Pada saat perjalanan pulang dari pasar, kebetulan mereka bertemu dengan orang sekampung yang jarak rumahnya tak terlalu jauh.
"Ning." Begitu sapaan akrab orang desa situ ke Wening yang dibalasnya juga pada tetangga bernama ibu Wati tersebut.
"Oalah saiki (sekarang) anakmu ikut ke pasar juga, tho?" tanya bu Wati.
"Lagi pengen anaknya, mumpung libur jarene (katanya).
Ibu Wati tersenyum ramah memandang Kani. Kani tentu membalasnya tak kalah ramah. Dirinya memang sering berjumpa dengan ibu Wati saat menjajakan kue di sore hari. Ya, setiap sore Kani membantu ibunya berjualan keliling di sekitar kampungnya. Ibu Wati termasuk salah satu pelanggan setia dari beberapa ibu-ibu lainnya yang sering membeli dagangannya di kala senja.
Merasa sang ibu yang terlihat masih ingin mengobrol dengan tetangganya itu, Kani akhirnya memutuskan untuk pulang duluan sambil membawakan barang-barang yang dibawa ibu awalnya. Tak lupa berpamitan pada ibu Wati juga.
"Rajin banget yo anakmu itu." Bu Wati berucap dengan masih menilik Kani yang berjalan menjauh.
Wening mengangguk sebelum menyahut. "Iyo. Dari kecil wis koyok ngunu."
"Disyukuri yo Ning, punya anak perempuan iso bantu ibune."
Tanpa perlu disuruh bersyukur pun, dirinya sudah lama mensyukurinya.
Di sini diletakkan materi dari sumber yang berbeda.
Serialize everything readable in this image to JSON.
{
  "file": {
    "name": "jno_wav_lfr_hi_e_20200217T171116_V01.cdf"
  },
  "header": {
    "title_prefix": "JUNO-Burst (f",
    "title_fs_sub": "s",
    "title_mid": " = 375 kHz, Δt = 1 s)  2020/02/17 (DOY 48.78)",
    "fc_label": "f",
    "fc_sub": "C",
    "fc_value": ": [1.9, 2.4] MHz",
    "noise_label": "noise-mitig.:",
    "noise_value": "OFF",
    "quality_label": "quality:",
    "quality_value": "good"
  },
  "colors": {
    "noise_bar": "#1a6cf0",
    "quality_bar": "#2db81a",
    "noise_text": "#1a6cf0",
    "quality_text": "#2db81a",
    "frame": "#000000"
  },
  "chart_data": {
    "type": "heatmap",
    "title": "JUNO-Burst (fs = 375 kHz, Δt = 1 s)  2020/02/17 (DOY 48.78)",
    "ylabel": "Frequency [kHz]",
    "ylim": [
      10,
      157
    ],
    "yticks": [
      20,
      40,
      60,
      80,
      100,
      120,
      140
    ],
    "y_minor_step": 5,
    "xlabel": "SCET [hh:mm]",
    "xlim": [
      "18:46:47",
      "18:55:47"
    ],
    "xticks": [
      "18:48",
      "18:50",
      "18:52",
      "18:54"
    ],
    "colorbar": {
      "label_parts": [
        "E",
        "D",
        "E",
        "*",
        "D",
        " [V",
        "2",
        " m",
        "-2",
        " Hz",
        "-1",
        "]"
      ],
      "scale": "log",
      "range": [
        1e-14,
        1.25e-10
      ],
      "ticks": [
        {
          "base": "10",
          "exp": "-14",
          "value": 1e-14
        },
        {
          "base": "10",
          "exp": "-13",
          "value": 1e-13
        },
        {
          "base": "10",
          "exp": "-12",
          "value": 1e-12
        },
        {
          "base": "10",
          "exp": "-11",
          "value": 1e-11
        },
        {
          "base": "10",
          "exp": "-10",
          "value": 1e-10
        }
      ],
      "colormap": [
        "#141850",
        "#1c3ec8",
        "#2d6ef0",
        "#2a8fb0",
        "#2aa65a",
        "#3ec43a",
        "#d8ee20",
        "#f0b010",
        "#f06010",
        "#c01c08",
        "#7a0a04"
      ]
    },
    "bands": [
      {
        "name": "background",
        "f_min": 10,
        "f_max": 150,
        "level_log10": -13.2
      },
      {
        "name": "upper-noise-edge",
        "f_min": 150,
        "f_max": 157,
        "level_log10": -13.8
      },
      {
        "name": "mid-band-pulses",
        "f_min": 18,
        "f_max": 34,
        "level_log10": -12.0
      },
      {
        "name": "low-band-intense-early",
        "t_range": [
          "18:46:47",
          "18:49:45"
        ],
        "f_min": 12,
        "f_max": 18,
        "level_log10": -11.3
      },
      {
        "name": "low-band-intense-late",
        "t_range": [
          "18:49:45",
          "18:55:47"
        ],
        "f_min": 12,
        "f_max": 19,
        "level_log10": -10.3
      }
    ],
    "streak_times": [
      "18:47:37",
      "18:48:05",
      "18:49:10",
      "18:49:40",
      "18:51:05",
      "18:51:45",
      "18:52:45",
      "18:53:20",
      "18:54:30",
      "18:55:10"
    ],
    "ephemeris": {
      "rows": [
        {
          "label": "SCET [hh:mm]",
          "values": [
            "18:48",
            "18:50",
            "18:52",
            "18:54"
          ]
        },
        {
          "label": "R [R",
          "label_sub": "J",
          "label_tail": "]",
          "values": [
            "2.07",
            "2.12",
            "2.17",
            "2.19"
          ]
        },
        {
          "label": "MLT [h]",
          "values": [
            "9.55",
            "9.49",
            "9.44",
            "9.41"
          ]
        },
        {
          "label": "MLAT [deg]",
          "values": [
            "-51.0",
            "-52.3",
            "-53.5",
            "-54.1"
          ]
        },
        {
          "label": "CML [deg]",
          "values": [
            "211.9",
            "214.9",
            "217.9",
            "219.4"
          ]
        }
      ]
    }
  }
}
Siapa yang tak senang jika punya anak berbakti seperti Kani. Dari usia belia saja sudah sangat membanggakan orang tua.
***
"Nduk, minggu depan itu sudah waktunya ujian untuk kenaikan kelas, 'kan?" tanya Wening saat memasuki kamar anak semata wayangnya yang ternyata tengah belajar.
Kani mengangguk membenarkan pertanyaan sang ibu. Lalu menatapnya dengan hati-hati karena ragu untuk mengatakan hal selanjutnya. Sesuatu yang membuatnya takut akan membebani ibu.
"Bu."
Wening tak menjawab tapi terus memperhatikan Kani yang ingin bicara padanya. Sementara sang anak mulai membuka tasnya dan mengeluarkan secarik kertas yang kemudian disodorkan untuknya.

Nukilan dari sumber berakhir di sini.